Economy bogged down by low-performing firms
The UK economy is suffering from an ever-lengthening tail of low productivity businesses, according to a new report from BCG.
Between 1997 and 2023, the number of firms below the 25th productivity percentile nearly doubled, rising from 444,500 to 873,000, while the total number of firms increased by 70 per cent.
At the other end of the productivity distribution, the number of firms above the 75th percentile only increased by 62 per cent, suggesting that more productive firms make up a smaller share of the economy than they did in 1997.
Raoul Ruparel, chief UK economist at BCG’s Centre for Growth, said a lack of “business dynamism” was partly to blame for the proliferation of low productivity firms. “We’ve seen lower productivity firms being able to survive for longer,” he said.
“Interventions should tackle the long tail of unproductive firms by encouraging dynamism, with an element of encouraging creative destruction and facilitating labour redistribution.”
The research also showed that the sectors which drove productivity growth before the financial crisis have dropped off the pace, even if the star firms have still recorded productivity growth.
Three sectors – information and communications, manufacturing, and financial services – accounted for 84 per cent of productivity growth across the economy between 1997 and 2007. Since then that share has dropped significantly, to 46 per cent between 2008-2018, and just 34 per cent in 2019-2024.
“Previously, the UK was able to thrive despite aggregate productivity growth being concentrated in a small number of large, high-performing sectors. However, while these sectors remain the main drivers of productivity growth, they are contributing much less,” the report said.
The productivity problem
Productivity, a measure of output per hour, is directly connected to growth in wages and living standards.
Since the financial crisis, productivity growth has declined sharply in western economies, with the UK suffering more than many peers. The report noted that if the UK’s pre-crisis trend had continued, then the economy would be around £557bn larger.
Successive Chancellors have tried to address the UK’s productivity challenge, but without much success. BCG’s paper suggests that to truly address the productivity challenge, the government must develop targeted solutions for different sectors.

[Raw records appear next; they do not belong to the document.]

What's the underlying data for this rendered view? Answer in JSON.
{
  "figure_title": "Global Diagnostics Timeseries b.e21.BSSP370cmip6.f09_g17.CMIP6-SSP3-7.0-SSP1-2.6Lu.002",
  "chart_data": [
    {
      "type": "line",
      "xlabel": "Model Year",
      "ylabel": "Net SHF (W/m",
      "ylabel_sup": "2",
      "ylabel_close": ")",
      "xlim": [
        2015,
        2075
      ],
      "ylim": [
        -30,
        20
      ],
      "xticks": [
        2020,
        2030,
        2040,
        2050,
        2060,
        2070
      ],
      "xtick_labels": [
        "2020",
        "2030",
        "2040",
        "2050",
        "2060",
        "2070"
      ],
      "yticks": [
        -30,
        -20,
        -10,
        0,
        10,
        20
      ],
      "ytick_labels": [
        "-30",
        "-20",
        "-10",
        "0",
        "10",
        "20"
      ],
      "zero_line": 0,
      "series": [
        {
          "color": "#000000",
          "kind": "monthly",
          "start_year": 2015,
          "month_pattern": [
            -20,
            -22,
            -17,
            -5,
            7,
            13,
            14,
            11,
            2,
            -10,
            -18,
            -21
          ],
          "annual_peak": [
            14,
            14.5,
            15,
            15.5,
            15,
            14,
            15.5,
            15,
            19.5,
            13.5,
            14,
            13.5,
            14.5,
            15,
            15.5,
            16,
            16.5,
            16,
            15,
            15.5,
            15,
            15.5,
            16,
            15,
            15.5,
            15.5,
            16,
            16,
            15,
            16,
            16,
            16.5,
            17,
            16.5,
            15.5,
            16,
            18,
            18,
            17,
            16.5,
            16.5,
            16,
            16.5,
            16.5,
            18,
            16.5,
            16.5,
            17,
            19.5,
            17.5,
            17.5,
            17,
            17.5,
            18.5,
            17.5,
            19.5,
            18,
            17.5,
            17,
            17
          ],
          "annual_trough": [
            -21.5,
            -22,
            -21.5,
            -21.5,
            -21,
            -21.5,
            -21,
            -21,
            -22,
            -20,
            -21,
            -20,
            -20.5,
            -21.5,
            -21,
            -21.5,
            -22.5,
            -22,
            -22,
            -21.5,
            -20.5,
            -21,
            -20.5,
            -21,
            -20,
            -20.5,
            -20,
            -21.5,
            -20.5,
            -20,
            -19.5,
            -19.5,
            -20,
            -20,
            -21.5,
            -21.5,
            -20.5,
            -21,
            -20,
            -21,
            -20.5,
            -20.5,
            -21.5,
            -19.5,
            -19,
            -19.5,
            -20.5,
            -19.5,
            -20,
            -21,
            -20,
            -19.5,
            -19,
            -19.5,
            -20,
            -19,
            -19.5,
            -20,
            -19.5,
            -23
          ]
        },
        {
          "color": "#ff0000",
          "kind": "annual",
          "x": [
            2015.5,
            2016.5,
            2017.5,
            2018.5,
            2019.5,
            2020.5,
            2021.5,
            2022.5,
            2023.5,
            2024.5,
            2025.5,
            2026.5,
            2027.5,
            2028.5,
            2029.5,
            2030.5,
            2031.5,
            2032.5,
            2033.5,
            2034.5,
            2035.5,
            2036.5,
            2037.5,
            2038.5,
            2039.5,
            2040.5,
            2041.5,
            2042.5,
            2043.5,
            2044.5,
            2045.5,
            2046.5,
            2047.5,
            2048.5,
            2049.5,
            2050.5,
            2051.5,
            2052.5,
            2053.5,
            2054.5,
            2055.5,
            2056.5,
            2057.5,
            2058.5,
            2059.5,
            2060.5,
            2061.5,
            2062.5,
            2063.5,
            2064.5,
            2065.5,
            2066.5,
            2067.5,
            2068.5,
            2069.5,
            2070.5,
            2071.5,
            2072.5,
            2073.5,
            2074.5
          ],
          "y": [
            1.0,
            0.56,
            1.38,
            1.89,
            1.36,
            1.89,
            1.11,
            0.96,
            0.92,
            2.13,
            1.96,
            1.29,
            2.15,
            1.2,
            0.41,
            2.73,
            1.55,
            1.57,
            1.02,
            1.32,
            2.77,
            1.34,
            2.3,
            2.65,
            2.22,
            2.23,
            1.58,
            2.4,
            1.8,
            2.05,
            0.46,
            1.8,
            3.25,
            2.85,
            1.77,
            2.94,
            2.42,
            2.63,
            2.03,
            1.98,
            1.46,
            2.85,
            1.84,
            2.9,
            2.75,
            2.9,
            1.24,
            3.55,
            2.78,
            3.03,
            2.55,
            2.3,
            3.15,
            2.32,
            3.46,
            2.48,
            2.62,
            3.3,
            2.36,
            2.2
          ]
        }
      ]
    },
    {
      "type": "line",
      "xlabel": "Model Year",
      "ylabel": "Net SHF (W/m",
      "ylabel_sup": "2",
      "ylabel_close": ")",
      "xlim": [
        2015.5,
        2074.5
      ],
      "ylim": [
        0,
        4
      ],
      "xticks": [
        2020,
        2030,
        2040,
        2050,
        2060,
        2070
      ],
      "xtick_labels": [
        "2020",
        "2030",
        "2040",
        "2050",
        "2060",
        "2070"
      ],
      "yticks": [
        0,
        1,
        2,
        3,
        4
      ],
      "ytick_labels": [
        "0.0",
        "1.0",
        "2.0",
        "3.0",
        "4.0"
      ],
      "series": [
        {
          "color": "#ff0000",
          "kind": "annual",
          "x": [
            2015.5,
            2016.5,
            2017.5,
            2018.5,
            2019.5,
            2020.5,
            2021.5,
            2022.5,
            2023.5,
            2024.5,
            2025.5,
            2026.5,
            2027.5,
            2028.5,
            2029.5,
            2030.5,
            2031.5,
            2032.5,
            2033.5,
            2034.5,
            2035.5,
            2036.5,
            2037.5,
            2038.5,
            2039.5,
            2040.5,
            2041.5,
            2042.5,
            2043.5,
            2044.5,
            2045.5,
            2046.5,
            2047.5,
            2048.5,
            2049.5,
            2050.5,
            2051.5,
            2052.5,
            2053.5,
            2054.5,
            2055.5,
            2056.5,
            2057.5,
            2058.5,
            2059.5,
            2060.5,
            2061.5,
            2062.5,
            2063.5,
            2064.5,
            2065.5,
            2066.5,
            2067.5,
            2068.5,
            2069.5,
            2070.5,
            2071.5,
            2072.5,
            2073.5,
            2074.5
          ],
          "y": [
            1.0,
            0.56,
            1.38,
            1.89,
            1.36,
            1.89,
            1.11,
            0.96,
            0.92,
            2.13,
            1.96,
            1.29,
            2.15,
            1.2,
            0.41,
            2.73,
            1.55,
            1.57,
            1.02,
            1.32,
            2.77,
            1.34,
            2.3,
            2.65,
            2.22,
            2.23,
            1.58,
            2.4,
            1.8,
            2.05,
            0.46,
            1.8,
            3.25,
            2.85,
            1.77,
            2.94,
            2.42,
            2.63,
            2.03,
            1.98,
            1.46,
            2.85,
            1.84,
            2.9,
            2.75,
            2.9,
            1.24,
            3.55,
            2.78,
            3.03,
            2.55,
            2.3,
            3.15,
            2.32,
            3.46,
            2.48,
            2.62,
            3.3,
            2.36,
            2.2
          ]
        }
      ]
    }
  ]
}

In manufacturing, for example, productivity growth has slowed across the board, suggesting the sector faces structural headwinds. Ruparel pointed to high energy prices as a likely cause.
In info and comms, by contrast, the most productive firms have performed relatively well in the past few years, while lower and mid-tier firms struggled. This implies that the diffusion of new ideas and technologies from frontier firms to the laggards has been slow, a long-term problem for the UK economy across a variety of different sectors.
Ruparel pointed to a 2018 speech by Andy Haldane, then chief economist at the Bank of England, which argued the UK’s diffusion difficulties were a major cause of the productivity slowdown.
“We align with his view that we have a diffusion problem. We have some of the most innovative firms and, at the top end, our most productive firms have been growing productivity strongly…But then there is this long tail, and we’ve really struggled to spread best practice, whether that’s management techniques or new innovations.”